Rasanya sangat tidak percaya dan bahagia, kala tahu teman yang selama ini tidak peduli ternyata memperhatikannya.

"Tidak, aku hanya sedikit pusing, Starla. Tidak separah itu," jelas Gretta dengan hati mulai menghangat.

Ini kah yang disebut perhatian teman?

[Jadi kamu tidak masuk kuliah hari ini?]

"Ya. Seperti itulah," jawab Gretta apa adanya.

[Kalau besok?]

"Eum, besok tentu saja masuk. Aku tidak ingin ketinggalan pelajaran," jelas Gretta seraya berjalan santai menuju beranda kamarnya dan kembali duduk di hadapan meja, dimana sarapannya berada.

[Kalau begitu, besok kamu tidak mungkin mangkir dari pesta kita, kan?]

Ah! Ternyata soal pesta, pikirnya sedikit gelisah.

"Tentu saja, besok aku akan menghadiri pesta kalian untukku. Kita akan bersenang-senang," tukas Gretta berjanji pasti.

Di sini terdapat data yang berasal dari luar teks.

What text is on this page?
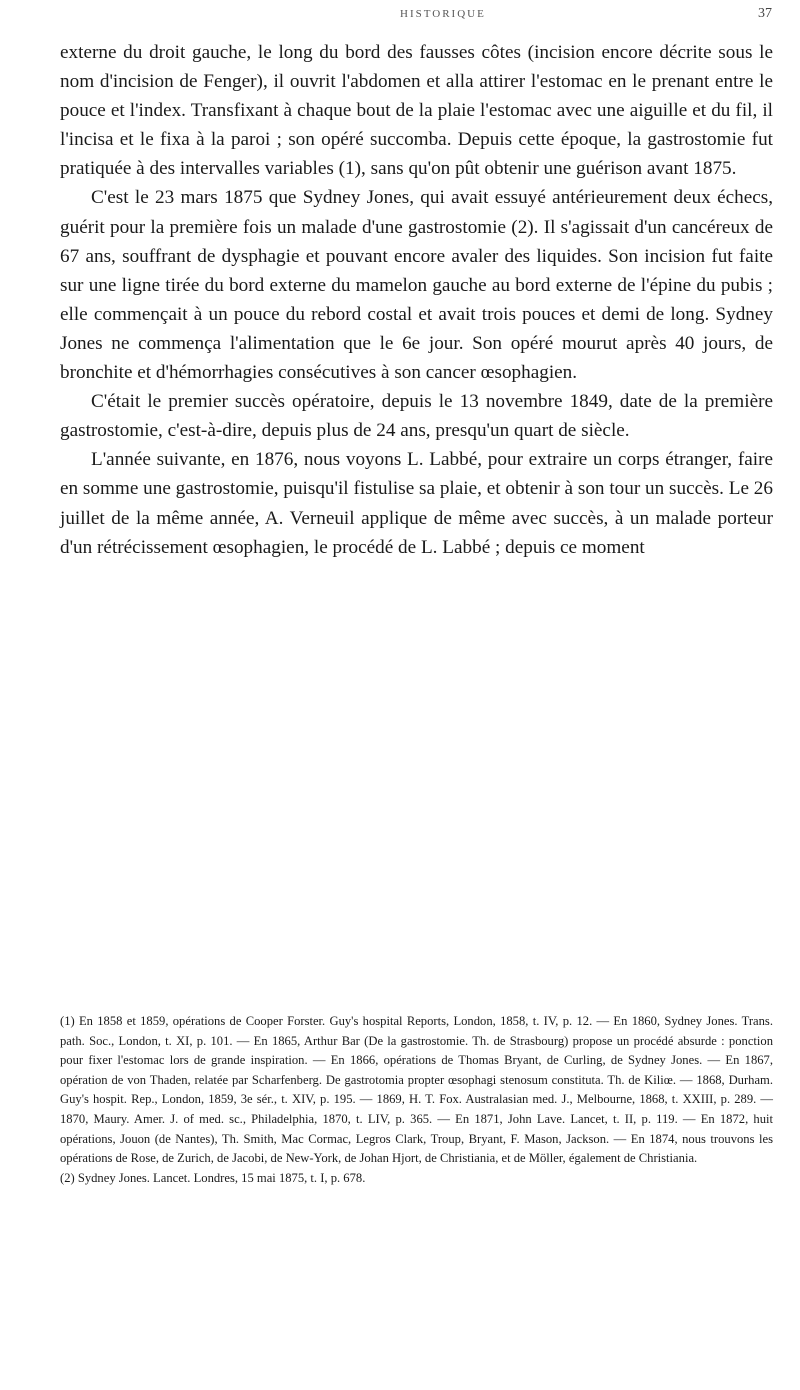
HISTORIQUE	37

externe du droit gauche, le long du bord des fausses côtes (incision encore décrite sous le nom d'incision de Fenger), il ouvrit l'abdomen et alla attirer l'estomac en le prenant entre le pouce et l'index. Transfixant à chaque bout de la plaie l'estomac avec une aiguille et du fil, il l'incisa et le fixa à la paroi ; son opéré succomba. Depuis cette époque, la gastrostomie fut pratiquée à des intervalles variables (1), sans qu'on pût obtenir une guérison avant 1875.

C'est le 23 mars 1875 que Sydney Jones, qui avait essuyé antérieurement deux échecs, guérit pour la première fois un malade d'une gastrostomie (2). Il s'agissait d'un cancéreux de 67 ans, souffrant de dysphagie et pouvant encore avaler des liquides. Son incision fut faite sur une ligne tirée du bord externe du mamelon gauche au bord externe de l'épine du pubis ; elle commençait à un pouce du rebord costal et avait trois pouces et demi de long. Sydney Jones ne commença l'alimentation que le 6e jour. Son opéré mourut après 40 jours, de bronchite et d'hémorrhagies consécutives à son cancer œsophagien.

C'était le premier succès opératoire, depuis le 13 novembre 1849, date de la première gastrostomie, c'est-à-dire, depuis plus de 24 ans, presqu'un quart de siècle.

L'année suivante, en 1876, nous voyons L. Labbé, pour extraire un corps étranger, faire en somme une gastrostomie, puisqu'il fistulise sa plaie, et obtenir à son tour un succès. Le 26 juillet de la même année, A. Verneuil applique de même avec succès, à un malade porteur d'un rétrécissement œsophagien, le procédé de L. Labbé ; depuis ce moment

(1) En 1858 et 1859, opérations de Cooper Forster. Guy's hospital Reports, London, 1858, t. IV, p. 12. — En 1860, Sydney Jones. Trans. path. Soc., London, t. XI, p. 101. — En 1865, Arthur Bar (De la gastrostomie. Th. de Strasbourg) propose un procédé absurde : ponction pour fixer l'estomac lors de grande inspiration. — En 1866, opérations de Thomas Bryant, de Curling, de Sydney Jones. — En 1867, opération de von Thaden, relatée par Scharfenberg. De gastrotomia propter œsophagi stenosum constituta. Th. de Kiliœ. — 1868, Durham. Guy's hospit. Rep., London, 1859, 3e sér., t. XIV, p. 195. — 1869, H. T. Fox. Australasian med. J., Melbourne, 1868, t. XXIII, p. 289. — 1870, Maury. Amer. J. of med. sc., Philadelphia, 1870, t. LIV, p. 365. — En 1871, John Lave. Lancet, t. II, p. 119. — En 1872, huit opérations, Jouon (de Nantes), Th. Smith, Mac Cormac, Legros Clark, Troup, Bryant, F. Mason, Jackson. — En 1874, nous trouvons les opérations de Rose, de Zurich, de Jacobi, de New-York, de Johan Hjort, de Christiania, et de Möller, également de Christiania.

(2) Sydney Jones. Lancet. Londres, 15 mai 1875, t. I, p. 678.
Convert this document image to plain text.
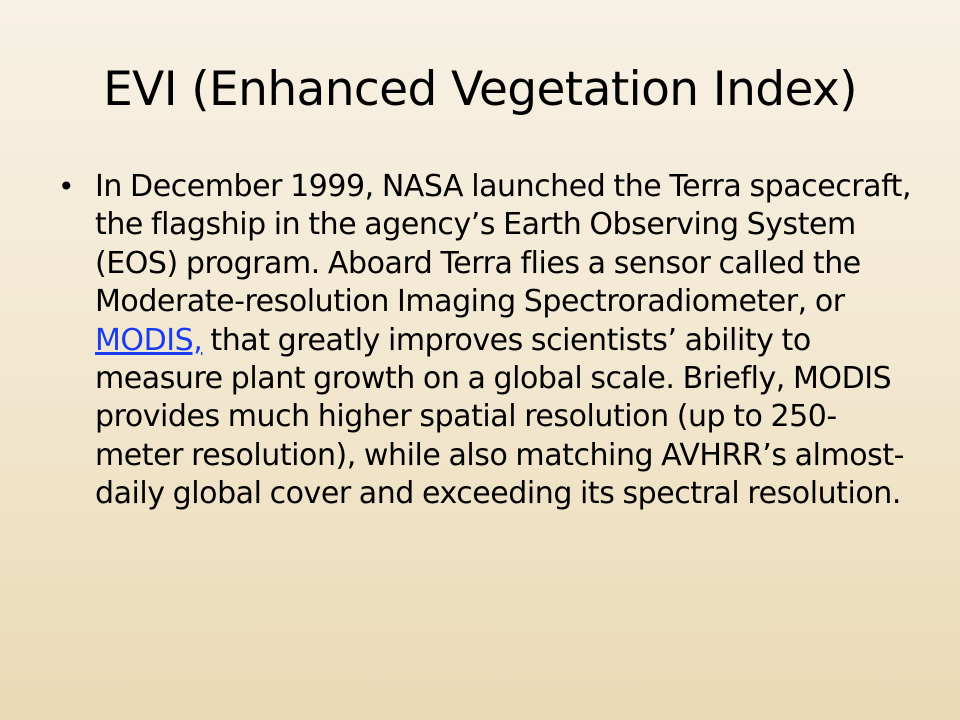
EVI (Enhanced Vegetation Index)
• In December 1999, NASA launched the Terra spacecraft, the flagship in the agency’s Earth Observing System (EOS) program. Aboard Terra flies a sensor called the Moderate-resolution Imaging Spectroradiometer, or MODIS, that greatly improves scientists’ ability to measure plant growth on a global scale. Briefly, MODIS provides much higher spatial resolution (up to 250-meter resolution), while also matching AVHRR’s almost-daily global cover and exceeding its spectral resolution.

[Deal ya? Kalau begitu sampai besok, Gretta. Dan, cepat sembuh.]

"Eum, terima kasih, Starla."

Tut!

Panggilan berakhir, Gretta memeluk handphonenya dengan bibir tersungging senyum kecil, kala mengingat kata terakhir dari Starla untuknya.

"Aku pikir, kalian hanya teman yang menganggapku ada karena keluargaku saja. Tapi ternyata kalian pun mengkhawatirkanku, terima kasih Tuhan," bisik Gretta senang dan air matanya tanpa sadar kembali merembes keluar.

Perasaan sedihnya sedikit menghilang, Gretta memutuskan untuk kembali meneruskan acara makannya dan berharap moodnya pun kembali bangkit.

***

Colombia University

Di ruang khusus milik Gretta di universitas ternama kota M, terdapat dua gadis cantik yang sedang duduk di sofa dan juga seorang pemuda yang berdiri membelakangi keduanya.

"Bagaimana, apa benar Gretta tidak masuk hari ini?" tanya salah satunya kepada seseorang yang duduk di sampingnya.

Yang ditanya tidak segera menjawab, ia memasukan kembali handphonenya ke dalam tas setelah selesai menghubungi seseorang yang disebut Gretta oleh gadis di sebelahnya.

Ya, ia lah yang menghubungi Gretta beberapa saat lalu, tepatnya Starla.

"Tidak, dia bilang sedang sakit, Elena," jawab Starla kemudian menghempaskan punggungnya ke belakang dan menyandar santai.

"Hah! Orang sepertinya sakit? Mana mungkin," tandas Elena mentap tidak percaya kepada Starla.

Starla mendengkus mendengar apa yang dikatakan Elena yang menatapnya skeptic, kemudian menggeleng tidak habis pikir.

"Kamu kira dia robot apa tidak akan sakit," sarkasnya , kemudian menatap si pemuda yang sedari awal memunggungi mereka "Bagaimana menurutmu?" lanjutnya bertanya kepada si pemuda.

"Aku akan menunggu, kalian jangan khawatir," jawab si pemuda datar tanpa menoleh sedikit pun.

"Kalau begitu, besok akan kami siapkan," jawab Elena semangat.

"Hum."

Starla hanya bisa menatap antara Elena dan si pemuda ini bergantian, sebelum akhrinya melengos seraya memijat pangkal hidungnya yang sedikit berdenyut.

Memikirkan kuliah dan juga masalah kehidupannya, membuat otaknya seketika berasap dengan ujung muak dengan semuanya.

"La! Starla!"

"Ah! Apa? Kenapa?" sahut Starla menatap kaget ke arah Elena si pelaku pemanggilan atas namanya.

"Tidak ada. Tapi aku harus pergi dulu, aku mau mengunjungi seseorang," lanjut Elena seraya beranjak dari duduknya.

Starla mengangguk dan menoleh ke arah si pemuda yang juga ikut berbalik, melangkah menjauhi jendela "Kamu mau pergi juga?" tanyanya.

Kini, rupa si pria terlihat, tampak tampan dengan rahang tegas dan juga manic abu-abunya "Ya, ada yang harus kuurus," jawabnya singkat kemudian meninggalkan ruangan itu, menyisakan Starla yang menatap kepergian keduanya dalam diam.

"Aku, merasa gamang," bisiknya lirih.